Compile Model with Multiple Decoder Batch Sizes

from optimum.rbln import RBLNLlamaForCausalLM

model_id = "meta-llama/Meta-Llama-3-8B-Instruct"

# Compile with multiple decoder batch sizes
model = RBLNLlamaForCausalLM.from_pretrained(
    model_id=model_id,
    export=True,                        # To compile the model, this argument must be True
    rbln_batch_size=8,                  # Maximum batch size for prefill
    rbln_max_seq_len=8192,              # Maximum sequence length
    rbln_tensor_parallel_size=4,        # Tensor parallelism
    rbln_decoder_batch_sizes=[8, 4, 1], # Compile decoders for batch sizes 8, 4, and 1
)

# Save compiled results to disk
model.save_pretrained("rbln-dynamic-Llama-3-1-8B-Instruct")

Note

The rbln_decoder_batch_sizes list will be automatically sorted in descending order. All values must be less than or equal to rbln_batch_size. If the maximum batch size is not included in the list, it will be automatically added.

Use vLLM API for Efficient Dynamic Batch Inference

There are three test cases in this example. When processing small_batch_conversations or medium_batch_conversations, the batch_size is expected to be 4 to ensure low latency.
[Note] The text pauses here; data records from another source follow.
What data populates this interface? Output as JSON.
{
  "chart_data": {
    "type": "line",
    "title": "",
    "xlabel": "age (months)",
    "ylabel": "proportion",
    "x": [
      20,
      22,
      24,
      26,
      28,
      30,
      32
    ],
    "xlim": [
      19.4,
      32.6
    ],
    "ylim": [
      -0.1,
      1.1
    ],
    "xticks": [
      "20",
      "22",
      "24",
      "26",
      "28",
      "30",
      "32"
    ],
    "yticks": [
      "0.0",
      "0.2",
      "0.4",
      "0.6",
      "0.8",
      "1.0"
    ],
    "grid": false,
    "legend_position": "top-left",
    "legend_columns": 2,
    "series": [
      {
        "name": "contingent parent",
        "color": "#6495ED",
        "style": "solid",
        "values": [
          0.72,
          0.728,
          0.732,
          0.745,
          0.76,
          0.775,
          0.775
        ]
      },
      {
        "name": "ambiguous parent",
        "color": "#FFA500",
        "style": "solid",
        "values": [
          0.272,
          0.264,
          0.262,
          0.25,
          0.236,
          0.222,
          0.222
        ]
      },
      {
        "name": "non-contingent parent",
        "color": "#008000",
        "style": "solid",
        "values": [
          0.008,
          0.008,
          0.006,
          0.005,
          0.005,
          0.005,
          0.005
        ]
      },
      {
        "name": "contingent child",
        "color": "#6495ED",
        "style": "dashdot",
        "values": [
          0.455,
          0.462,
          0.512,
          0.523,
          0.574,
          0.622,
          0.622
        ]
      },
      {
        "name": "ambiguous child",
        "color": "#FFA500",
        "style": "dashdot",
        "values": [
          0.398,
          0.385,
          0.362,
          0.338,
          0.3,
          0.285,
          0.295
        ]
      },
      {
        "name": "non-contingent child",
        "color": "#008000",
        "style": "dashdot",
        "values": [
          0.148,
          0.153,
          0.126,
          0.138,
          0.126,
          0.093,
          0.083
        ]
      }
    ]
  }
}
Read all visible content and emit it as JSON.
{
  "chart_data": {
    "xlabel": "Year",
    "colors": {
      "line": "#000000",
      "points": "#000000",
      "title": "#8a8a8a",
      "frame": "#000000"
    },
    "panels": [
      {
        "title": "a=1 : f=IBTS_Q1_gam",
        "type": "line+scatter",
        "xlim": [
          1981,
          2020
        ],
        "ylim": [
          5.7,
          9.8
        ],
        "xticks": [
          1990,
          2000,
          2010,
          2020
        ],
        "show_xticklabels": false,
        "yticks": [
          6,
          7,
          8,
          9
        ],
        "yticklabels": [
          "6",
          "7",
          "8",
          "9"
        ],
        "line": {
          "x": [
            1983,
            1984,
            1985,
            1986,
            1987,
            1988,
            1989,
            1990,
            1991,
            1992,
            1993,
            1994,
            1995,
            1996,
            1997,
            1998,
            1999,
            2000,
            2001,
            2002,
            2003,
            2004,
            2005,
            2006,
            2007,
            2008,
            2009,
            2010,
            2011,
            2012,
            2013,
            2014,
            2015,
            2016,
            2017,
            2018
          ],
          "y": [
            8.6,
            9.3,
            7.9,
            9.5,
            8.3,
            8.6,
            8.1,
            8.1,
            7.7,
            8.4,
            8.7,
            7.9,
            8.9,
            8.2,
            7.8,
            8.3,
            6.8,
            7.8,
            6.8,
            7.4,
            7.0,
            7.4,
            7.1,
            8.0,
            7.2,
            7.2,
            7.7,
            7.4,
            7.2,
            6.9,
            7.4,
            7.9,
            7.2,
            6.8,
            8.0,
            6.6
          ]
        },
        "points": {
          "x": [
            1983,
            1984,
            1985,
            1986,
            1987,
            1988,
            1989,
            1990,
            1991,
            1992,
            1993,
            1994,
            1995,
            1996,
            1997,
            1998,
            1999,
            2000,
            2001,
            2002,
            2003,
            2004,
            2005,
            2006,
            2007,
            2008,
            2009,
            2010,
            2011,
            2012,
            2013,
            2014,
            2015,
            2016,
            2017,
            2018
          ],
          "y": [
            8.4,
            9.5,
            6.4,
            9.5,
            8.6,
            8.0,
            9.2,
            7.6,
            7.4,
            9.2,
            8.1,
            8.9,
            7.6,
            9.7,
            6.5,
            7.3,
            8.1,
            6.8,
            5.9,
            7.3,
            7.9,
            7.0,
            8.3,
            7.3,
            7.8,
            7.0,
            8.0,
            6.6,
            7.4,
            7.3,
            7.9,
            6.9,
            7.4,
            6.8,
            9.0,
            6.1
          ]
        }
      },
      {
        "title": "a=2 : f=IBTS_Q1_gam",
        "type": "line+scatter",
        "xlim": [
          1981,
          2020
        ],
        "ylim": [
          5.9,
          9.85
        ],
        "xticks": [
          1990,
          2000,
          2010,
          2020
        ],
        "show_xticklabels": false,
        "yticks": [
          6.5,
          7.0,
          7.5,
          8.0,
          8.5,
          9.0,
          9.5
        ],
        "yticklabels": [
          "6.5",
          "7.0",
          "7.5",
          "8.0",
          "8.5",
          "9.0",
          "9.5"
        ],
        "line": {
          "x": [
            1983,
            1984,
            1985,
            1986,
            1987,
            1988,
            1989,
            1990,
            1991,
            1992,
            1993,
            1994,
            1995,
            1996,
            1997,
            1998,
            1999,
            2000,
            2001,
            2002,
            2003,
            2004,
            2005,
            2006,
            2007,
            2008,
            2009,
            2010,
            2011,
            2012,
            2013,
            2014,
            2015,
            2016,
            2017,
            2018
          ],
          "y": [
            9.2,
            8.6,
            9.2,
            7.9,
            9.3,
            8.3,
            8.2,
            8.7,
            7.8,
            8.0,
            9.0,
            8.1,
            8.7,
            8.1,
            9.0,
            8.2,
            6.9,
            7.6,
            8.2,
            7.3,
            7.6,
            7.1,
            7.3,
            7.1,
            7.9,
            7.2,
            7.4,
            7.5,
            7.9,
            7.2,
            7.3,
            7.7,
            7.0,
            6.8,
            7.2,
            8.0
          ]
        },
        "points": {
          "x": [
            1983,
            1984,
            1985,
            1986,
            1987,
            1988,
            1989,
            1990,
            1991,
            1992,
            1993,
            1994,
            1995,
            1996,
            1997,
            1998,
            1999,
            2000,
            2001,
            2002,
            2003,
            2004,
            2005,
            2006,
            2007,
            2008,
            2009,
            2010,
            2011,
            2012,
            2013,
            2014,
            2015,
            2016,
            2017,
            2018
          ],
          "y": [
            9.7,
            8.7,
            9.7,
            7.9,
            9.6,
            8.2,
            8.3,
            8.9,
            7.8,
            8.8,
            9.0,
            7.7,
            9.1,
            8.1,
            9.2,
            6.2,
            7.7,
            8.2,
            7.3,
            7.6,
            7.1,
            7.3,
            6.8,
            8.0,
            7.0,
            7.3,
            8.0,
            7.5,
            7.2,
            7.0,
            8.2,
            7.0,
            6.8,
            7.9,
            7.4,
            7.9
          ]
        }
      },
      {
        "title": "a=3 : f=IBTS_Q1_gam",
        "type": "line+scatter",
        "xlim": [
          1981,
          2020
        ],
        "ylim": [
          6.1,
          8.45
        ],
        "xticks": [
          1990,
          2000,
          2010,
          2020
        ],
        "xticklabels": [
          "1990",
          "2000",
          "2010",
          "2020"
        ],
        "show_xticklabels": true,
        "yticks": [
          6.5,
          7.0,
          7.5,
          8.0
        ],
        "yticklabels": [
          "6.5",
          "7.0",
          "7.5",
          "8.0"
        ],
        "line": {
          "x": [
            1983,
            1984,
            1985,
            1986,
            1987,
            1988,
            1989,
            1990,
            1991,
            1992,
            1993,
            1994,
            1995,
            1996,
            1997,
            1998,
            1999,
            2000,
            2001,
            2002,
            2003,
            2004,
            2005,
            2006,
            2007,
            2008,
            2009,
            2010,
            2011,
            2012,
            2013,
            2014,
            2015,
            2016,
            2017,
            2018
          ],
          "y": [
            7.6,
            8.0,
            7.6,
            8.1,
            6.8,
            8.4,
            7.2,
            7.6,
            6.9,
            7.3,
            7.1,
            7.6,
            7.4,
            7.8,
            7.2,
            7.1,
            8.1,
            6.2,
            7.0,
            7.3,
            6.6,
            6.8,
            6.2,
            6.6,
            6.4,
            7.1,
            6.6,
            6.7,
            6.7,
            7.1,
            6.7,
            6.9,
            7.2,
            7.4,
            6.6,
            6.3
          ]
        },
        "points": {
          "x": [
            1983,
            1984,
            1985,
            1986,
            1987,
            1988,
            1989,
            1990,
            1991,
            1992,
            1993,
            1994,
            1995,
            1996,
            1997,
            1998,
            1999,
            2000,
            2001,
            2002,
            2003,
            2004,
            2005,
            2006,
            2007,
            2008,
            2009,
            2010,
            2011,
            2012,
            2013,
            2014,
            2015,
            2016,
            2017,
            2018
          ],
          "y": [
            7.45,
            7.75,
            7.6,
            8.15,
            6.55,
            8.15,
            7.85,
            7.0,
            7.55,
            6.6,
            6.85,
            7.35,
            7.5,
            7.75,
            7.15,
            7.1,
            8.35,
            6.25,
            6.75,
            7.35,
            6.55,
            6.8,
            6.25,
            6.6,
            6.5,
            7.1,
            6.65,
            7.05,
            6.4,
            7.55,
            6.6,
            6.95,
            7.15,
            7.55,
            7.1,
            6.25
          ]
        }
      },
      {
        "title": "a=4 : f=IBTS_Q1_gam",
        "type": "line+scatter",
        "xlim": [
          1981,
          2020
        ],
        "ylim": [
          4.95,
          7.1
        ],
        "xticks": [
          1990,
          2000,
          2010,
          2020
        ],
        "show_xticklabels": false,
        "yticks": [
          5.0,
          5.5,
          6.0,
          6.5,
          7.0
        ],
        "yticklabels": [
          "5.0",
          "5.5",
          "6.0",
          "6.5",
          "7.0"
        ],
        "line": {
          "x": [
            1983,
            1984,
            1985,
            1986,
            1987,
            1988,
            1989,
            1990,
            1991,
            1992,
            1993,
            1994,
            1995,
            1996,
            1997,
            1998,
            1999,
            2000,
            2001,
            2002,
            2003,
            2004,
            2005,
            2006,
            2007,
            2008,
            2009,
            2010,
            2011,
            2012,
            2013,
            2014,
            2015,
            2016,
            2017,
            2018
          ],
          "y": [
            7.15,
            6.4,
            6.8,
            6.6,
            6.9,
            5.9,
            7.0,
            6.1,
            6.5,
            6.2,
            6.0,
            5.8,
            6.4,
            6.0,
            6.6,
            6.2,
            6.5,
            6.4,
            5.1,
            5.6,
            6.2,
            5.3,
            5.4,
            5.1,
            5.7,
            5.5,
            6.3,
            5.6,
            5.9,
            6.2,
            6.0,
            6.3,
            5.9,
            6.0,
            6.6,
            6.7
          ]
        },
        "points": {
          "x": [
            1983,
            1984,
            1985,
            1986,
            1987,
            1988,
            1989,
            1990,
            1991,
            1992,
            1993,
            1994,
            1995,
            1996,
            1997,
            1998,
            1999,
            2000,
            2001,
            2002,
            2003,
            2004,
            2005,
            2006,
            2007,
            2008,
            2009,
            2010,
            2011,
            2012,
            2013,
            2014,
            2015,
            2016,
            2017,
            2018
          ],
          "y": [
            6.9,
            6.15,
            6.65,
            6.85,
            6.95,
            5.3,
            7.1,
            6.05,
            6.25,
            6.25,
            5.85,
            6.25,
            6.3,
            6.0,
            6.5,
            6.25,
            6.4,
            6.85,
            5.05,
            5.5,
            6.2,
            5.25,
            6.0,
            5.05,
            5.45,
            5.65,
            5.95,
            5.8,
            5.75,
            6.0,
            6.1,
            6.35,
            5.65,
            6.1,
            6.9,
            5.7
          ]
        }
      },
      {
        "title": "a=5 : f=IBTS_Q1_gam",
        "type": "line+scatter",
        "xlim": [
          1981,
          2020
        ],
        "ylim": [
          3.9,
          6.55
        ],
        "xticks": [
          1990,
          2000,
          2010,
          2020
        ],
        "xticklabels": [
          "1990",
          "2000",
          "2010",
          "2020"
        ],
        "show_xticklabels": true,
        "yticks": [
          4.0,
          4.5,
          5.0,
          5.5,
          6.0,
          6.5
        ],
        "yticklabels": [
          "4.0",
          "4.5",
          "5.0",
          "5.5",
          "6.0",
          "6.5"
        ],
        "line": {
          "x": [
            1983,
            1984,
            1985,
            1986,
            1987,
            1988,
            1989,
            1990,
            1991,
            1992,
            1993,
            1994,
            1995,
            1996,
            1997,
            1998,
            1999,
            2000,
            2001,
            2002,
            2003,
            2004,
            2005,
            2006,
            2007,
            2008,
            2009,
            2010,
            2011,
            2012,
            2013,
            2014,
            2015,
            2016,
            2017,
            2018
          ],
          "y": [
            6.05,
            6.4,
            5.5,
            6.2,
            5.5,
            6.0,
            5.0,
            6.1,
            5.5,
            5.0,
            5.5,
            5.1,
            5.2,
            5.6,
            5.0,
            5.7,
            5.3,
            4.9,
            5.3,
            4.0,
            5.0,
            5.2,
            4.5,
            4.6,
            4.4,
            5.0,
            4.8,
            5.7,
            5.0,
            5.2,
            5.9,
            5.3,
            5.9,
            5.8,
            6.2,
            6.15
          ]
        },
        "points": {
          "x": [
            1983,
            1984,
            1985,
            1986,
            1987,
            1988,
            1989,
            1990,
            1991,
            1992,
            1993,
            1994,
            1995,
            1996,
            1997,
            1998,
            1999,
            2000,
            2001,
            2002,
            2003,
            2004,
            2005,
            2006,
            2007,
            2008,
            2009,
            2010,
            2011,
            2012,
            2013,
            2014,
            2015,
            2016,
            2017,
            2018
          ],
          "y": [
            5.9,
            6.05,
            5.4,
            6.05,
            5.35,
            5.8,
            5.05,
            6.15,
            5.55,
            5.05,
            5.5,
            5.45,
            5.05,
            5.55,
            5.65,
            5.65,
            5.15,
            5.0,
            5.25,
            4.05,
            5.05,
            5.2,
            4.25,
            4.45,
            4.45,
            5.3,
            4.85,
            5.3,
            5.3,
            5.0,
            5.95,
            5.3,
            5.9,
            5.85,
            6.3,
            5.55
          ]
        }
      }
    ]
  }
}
When processing large_batch_conversations, the batch_size increases to 8 to achieve higher throughput and better resource utilization.

small_batch_conversations = [
    [{"role": "user", "content": "What is the first letter of English alphabets?"}]
]

medium_batch_conversations = [
    [{"role": "user", "content": "Explain quantum computing in simple terms."}],
    [{"role": "user", "content": "What are the benefits of renewable energy?"}],
    [{"role": "user", "content": "Describe the process of photosynthesis."}],
    [{"role": "user", "content": "How does machine learning work?"}],
]

large_batch_conversations = [
    [{"role": "user", "content": "What is the theory of relativity?"}],
    [{"role": "user", "content": "Explain blockchain technology."}],
    [{"role": "user", "content": "Describe climate change effects."}],
    [{"role": "user", "content": "How do neural networks learn?"}],
    [{"role": "user", "content": "What is genetic engineering?"}],
    [{"role": "user", "content": "Explain the water cycle."}],
    [{"role": "user", "content": "How does the internet work?"}],
    [{"role": "user", "content": "What is sustainable development?"}],
]
from transformers import AutoTokenizer
from vllm import LLM, SamplingParams

# Please make sure the engine configurations match the parameters used when compiling.
# This example assumes the model was compiled with rbln_decoder_batch_sizes=[8, 4, 1]
model_id = "rbln-dynamic-Llama-3-1-8B-Instruct"
max_seq_len = 8192
batch_size = 8  # Maximum batch size

llm = LLM(
    model=model_id,
    device="rbln",
    max_num_seqs=batch_size,
    max_num_batched_tokens=max_seq_len,
    max_model_len=max_seq_len,
    block_size=max_seq_len,
)

tokenizer = AutoTokenizer.from_pretrained(model_id)

sampling_params = SamplingParams(
  temperature=0.0,
  skip_special_tokens=True,
  stop_token_ids=[tokenizer.eos_token_id],
)

conversations = [
    small_batch_conversations,
    medium_batch_conversations,
    large_batch_conversations,
]

for conversation in conversations:
    chats = [
        tokenizer.apply_chat_template(
            conv,
            add_generation_prompt=True,
            tokenize=False,
        ) for conv in conversation
    ]

    outputs = llm.generate(chats, sampling_params)
    for output in outputs:
        prompt = output.prompt
        generated_text = output.outputs[0].text
        print(f"Prompt: {prompt!r}, Generated text: {generated_text!r}")

Benefits of Dynamic Batch Compilation

  1. Better Throughput: The system automatically selects the optimal decoder for each request batch size, improving overall throughput.

  2. Flexible Serving: Handle varying workloads efficiently without being constrained by a single batch size.